Andrés Iniesta und Branislav Ivanovic

Für viele Experten war es nicht spielentscheidend, in Wahrheit war das allerdings ein Schlüsselduell. Beziehungsweise ein “Nicht-Duell“. Andrés Iniesta wurde bereits oft von Pep Guardiola auf dem Flügel eingesetzt. Dieses Jahr insbesondere wegen der Verpflichtung Cesc Fabregas‘. Guardiolas Ziels scheint es zu sein, möglichst viele passstarke Spieler zu besitzen, positionsunabhängig. Fabregas soll letztlich ein wichtiges Puzzlestück sein, da er die nötige Torgefahr mitbringt, um hinter Messi zu agieren. Er kann dessen Position übernehmen und selbst Tore machen – dass Messi so viele Tore macht, ist nämlich auch ein Eingeständnis an die wenigen Schwächen das katalonischen Systems.

Allerdings ist die Lösung bislang suboptimal. Besonders gegen Chelsea zeigte sich, wieso. Wäre Iniesta ein Linksfuß oder Alves einer, würde sich das Problem wohl von selbst erledigen. Mit Adriano hinter sich, der aufgrund mangelnder Dynamik und Laufstärke nicht so extrem wie Alves agieren darf, wird Iniesta nur teilweise entlastet. Zu selten hinterläuft Adriano ihn, dadurch ist Iniesta oftmals isoliert. Um dem zu entgehen, zieht er logischerweise ins Zentrum. Allerdings ist dann die Seite verwaist und das Spiel ist nicht breit genug. Die Mitte ist überladen und sogar Barcelona tut sich schwer, dass sie passsicher und dynamisch kombinieren.

Gegen Chelsea traf er außerdem noch auf Ivanovic. Dieser spielt als gelernter Innenverteidiger überaus defensiv und ist sehr zweikampfstark. Für Iniesta ein großer Nachteil, seine Dribblings sind schwer anzubringen und die Räume sind eng. Ivanovic weiß genau, wie weit er ihn verfolgen darf und ab wann er ihn überlassen kann.
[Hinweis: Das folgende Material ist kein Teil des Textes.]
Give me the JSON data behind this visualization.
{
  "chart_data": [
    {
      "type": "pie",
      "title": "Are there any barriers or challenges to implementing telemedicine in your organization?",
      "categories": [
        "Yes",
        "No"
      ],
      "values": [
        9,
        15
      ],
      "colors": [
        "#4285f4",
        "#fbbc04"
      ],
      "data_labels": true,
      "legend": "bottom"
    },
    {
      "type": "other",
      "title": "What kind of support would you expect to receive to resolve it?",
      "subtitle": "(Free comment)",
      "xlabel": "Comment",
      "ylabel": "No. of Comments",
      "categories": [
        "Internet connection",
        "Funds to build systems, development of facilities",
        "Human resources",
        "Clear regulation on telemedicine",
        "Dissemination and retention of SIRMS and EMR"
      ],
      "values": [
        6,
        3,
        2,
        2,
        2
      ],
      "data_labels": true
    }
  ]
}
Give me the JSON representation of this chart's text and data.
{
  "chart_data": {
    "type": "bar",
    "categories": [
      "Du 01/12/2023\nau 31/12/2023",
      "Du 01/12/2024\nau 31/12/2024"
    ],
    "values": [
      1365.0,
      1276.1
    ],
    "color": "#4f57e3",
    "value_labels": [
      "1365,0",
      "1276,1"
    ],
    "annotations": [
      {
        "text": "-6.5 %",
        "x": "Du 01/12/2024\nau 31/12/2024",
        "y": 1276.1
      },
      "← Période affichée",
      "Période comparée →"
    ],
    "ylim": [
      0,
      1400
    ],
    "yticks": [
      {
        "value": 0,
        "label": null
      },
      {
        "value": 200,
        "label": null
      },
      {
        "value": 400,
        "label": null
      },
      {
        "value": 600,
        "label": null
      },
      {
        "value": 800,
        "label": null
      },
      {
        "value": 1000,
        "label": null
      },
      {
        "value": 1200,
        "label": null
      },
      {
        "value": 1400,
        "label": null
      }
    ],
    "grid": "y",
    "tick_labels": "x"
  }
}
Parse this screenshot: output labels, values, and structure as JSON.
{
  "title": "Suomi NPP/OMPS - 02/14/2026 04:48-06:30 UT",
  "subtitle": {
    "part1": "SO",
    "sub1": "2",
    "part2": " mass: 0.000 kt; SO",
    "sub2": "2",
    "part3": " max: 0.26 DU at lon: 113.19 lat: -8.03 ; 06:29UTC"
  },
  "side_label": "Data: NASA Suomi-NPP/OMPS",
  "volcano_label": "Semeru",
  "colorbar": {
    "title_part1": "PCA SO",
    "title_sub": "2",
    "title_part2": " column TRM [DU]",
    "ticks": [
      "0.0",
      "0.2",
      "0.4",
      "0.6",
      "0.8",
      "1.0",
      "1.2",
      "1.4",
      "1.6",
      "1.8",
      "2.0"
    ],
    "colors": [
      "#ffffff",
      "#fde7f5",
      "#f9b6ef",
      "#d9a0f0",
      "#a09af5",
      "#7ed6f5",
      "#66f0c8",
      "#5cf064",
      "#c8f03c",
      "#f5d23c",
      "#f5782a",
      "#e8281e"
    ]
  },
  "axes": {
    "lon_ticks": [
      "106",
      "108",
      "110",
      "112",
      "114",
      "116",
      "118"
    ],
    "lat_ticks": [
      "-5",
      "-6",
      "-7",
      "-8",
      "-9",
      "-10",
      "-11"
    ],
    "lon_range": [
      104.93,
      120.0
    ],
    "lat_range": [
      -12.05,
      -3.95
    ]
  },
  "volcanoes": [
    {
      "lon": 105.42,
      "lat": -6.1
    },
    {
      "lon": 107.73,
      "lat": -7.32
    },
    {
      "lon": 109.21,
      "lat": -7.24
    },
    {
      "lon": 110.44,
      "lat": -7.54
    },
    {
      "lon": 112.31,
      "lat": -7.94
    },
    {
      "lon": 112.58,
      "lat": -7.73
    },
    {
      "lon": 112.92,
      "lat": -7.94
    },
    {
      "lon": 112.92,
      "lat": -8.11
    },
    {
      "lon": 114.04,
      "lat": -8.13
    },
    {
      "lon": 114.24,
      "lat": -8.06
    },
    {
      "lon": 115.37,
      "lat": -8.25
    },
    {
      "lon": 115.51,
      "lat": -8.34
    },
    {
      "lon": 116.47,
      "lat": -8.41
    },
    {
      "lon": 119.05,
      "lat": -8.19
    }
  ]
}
Die dichte Formation Chelseas im Mittelfeld tat ihr übriges. Wenn Iniesta in die Mitte ging, sah er sich Mikel und Lampard gegenüber, Mata konnte dynamisch von hinten mitpressen. Ohne Iniesta tut sich allerdings Barcelona immer schwer. Für viele ist der blasse Spanier aus Fuentealbilla nur einer von vielen Weltklassespielen, hierbei darf man aber seinen wirklichen Wert nicht übersehen. Ungemein geduldig, extrem ballsicher und hervorragend im Passspiel. Mit diesen Attributen kann er zusammen mit Xavi den Ball nahezu endlos halten und langsam den gegnerischen Raum infiltrieren. Fabregas und Messi hingegen sind zu ungeduldig, sie gehen sehr oft den direkten Weg und riskieren Ballverluste – wie schon zum erwähnten 1:0.